Les divergences s'accroissent sur les marchés

BIS Quarterly Review  | 
23 septembre 2018

Alors que s'ouvrait le second semestre 2018, le sentiment sur les marchés financiers a connu un net revirement. Une nouvelle reprise du dollar américain, de même que la montée des tensions commerciales, se sont traduites par un durcissement inégal des conditions financières mondiales. La Réserve fédérale a poursuivi le retrait progressif attendu de sa politique monétaire accommodante alors que l'économie américaine accélérait encore, en partie soutenue par la relance budgétaire de l'année dernière. Pourtant, les conditions financières se sont encore assouplies aux États-Unis. Elles ont connu un léger durcissement sur les marchés de la dette de certaines économies avancées. Dans les économies de marché émergentes (EME), elles se sont en revanche nettement durcies, ces pays voyant leurs monnaies se déprécier et leur accès au crédit diminuer, alors que les marchés donnaient des signes de désarroi dans les économies les plus vulnérables.

Les marchés financiers des États-Unis ont divergé par rapport à leurs pairs. Le marché d'actions américain, par rapport à ceux des économies avancées comme à ceux des EME, a fait la course en tête, et sa volatilité a baissé. L'assouplissement monétaire que poursuivent la Banque centrale européenne (BCE) et la Banque du Japon, ainsi que la fuite vers la sécurité d'investisseurs se désengageant des EME sous tension, ont contribué à contenir les rendements des obligations d'État américaines à long terme, malgré la perspective d'émissions de bons du Trésor. Dans ce contexte, la courbe des rendements américaine s'est aplatie davantage, frôlant l'inversion. Globalement, les conditions financières sont restées plus souples aux États-Unis que dans les autres grandes économies avancées. Par exemple, si les primes de risque des entreprises américaines sont demeurées relativement stables entre juin et mi-septembre, celles des entreprises européennes se sont légèrement élargies, après avoir déjà augmenté en mai. Cette hausse des primes de risque a été en partie imputable à l'augmentation des coûts d'emprunt de certains établissements financiers européens, reflétant des tensions sur les actifs souverains au sein de la zone euro et les expositions de certaines banques à des EME en situation de fragilité.
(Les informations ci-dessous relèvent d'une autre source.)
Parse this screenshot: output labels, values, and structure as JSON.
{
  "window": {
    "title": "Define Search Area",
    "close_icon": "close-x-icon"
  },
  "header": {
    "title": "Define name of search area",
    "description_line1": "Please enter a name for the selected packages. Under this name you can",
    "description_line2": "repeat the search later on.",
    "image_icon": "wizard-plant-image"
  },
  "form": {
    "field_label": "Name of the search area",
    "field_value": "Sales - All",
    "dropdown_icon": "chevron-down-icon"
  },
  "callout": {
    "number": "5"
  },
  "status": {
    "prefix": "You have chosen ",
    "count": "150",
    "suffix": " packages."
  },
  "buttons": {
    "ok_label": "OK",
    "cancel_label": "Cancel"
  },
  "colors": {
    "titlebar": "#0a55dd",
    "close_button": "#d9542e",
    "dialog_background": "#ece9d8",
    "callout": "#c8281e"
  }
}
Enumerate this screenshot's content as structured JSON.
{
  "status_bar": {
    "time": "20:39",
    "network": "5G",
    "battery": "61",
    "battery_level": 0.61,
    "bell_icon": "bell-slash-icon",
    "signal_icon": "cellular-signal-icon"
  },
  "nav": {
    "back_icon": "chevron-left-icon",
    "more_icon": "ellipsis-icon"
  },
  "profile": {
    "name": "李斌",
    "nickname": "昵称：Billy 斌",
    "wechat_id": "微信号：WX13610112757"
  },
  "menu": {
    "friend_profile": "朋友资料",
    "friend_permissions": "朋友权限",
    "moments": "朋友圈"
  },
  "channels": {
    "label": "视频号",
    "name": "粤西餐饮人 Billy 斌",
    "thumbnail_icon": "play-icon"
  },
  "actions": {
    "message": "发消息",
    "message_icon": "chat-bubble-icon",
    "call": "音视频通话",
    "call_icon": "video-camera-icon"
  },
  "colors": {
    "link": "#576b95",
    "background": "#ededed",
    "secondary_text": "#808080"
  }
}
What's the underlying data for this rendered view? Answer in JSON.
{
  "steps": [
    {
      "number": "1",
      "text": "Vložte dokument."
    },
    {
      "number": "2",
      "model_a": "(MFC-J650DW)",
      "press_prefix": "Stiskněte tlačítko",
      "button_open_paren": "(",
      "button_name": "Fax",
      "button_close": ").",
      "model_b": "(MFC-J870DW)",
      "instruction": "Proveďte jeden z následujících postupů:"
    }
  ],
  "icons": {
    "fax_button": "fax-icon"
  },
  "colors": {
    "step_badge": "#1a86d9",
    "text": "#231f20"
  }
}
Le durcissement des conditions financières dans les EME a pris appui sur les tensions observées en début d'année. Dans un environnement marqué par l'appréciation du dollar, une escalade des tensions commerciales et de nouveaux signes d'un ralentissement en Chine, les investissements de portefeuille sont restés limités. En proie à des fragilités locales, certains pays ont subi des sorties de flux, les incertitudes d'ordre politique alimentant les tensions sur les marchés dans quelques juridictions. La dépréciation des monnaies a coïncidé avec une hausse des primes sur la dette souveraine, tant pour les instruments libellés en dollar que pour ceux libellés en monnaie locale. L'impact négatif cumulé sur les actifs des EME depuis le début de la montée des tensions commerciales fin mars a, à certains égards, dépassé celui du « taper tantrum » de 2013, ou de la dévaluation du renminbi en août 2015. Néanmoins, les niveaux de prime sur la dette souveraine sont, à ce stade, restés globalement inférieurs à ceux des épisodes précédents, et la contagion à partir des pays les plus affectés a été limitée. Pour autant, à la mi-septembre, la question de savoir si les tensions financières affectant les EME pourraient s'accroître et s'étendre davantage continuait de préoccuper les investisseurs.